Trust me,i'm not being childish or anything.I'm not someone who acts rashly only to regret my actions.This is an important decision and i'm definitely gonna need to do some planning before i make any huge move.
Didn't had any choice when i was younger,when i can't really support myself.I'm not saying i can fully support myself now but at least,i'm able to earn my own bucks and get on without taking money from my dad.In the past,he could only threaten me with my allowance whenever i misbehave.What else can parents do seriously?Their only way to 'get back' at us is simply using the very direct and practical way - Cut out any financial means that we are reliant on.
Well too bad for you people who are still taking your folk's money.You just gotta bear with it.I mean,i'm pretty sure not everyone's parents are as mean as mine.
Like recently,and yes,recently,i don't know what has gotten into my dad.Ever since the starting of 2009,it's been like a cursed or something!His temper has been getting from bad to worse and now,worser.

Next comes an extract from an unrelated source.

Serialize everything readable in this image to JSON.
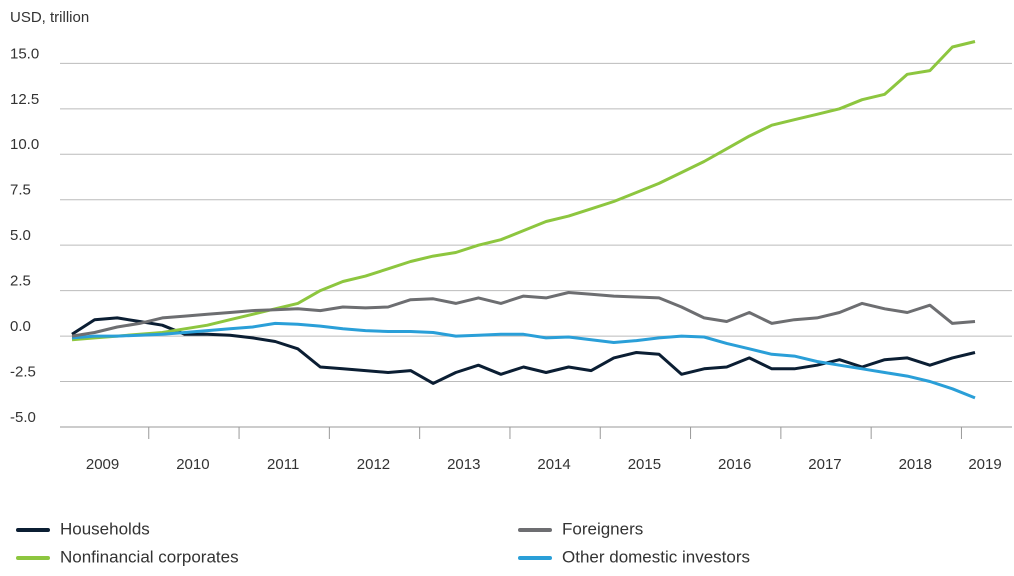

I just can't stand being 'financially threatened' .What?The most give him back the credit cards lor?I seriously won't die without credit cards.In fact,i gave him back the 2 cards which he gave me and i felt so much better now that the temptation of wanting to swipe the card for the sake of swiping it is gone!Kind of like a load off my back.And he will start saying things like,
'So you think you work now means very big deal lah?What can you do with your salary?'And all that shit.Yah,it's a big deal to me man!All i have to do now is to clear all my debts from him and i'll be freeeeeeeeeeeeeeeeeeeeee!Then i don't have to listen to his piercing words.
He also asked me to stop using his car.Fine.Not that i'll die without driving either!Worse come to worse,if i ever were to drive again,my driving skills will be as lousy as i just started and probably,for me getting into an accident will be x 10000000000 times higher only what.
Can't really find anyone to talk about this kind of thing.Their answer will be damn standard.Very sian.
Hai,ok..time to hit the books again.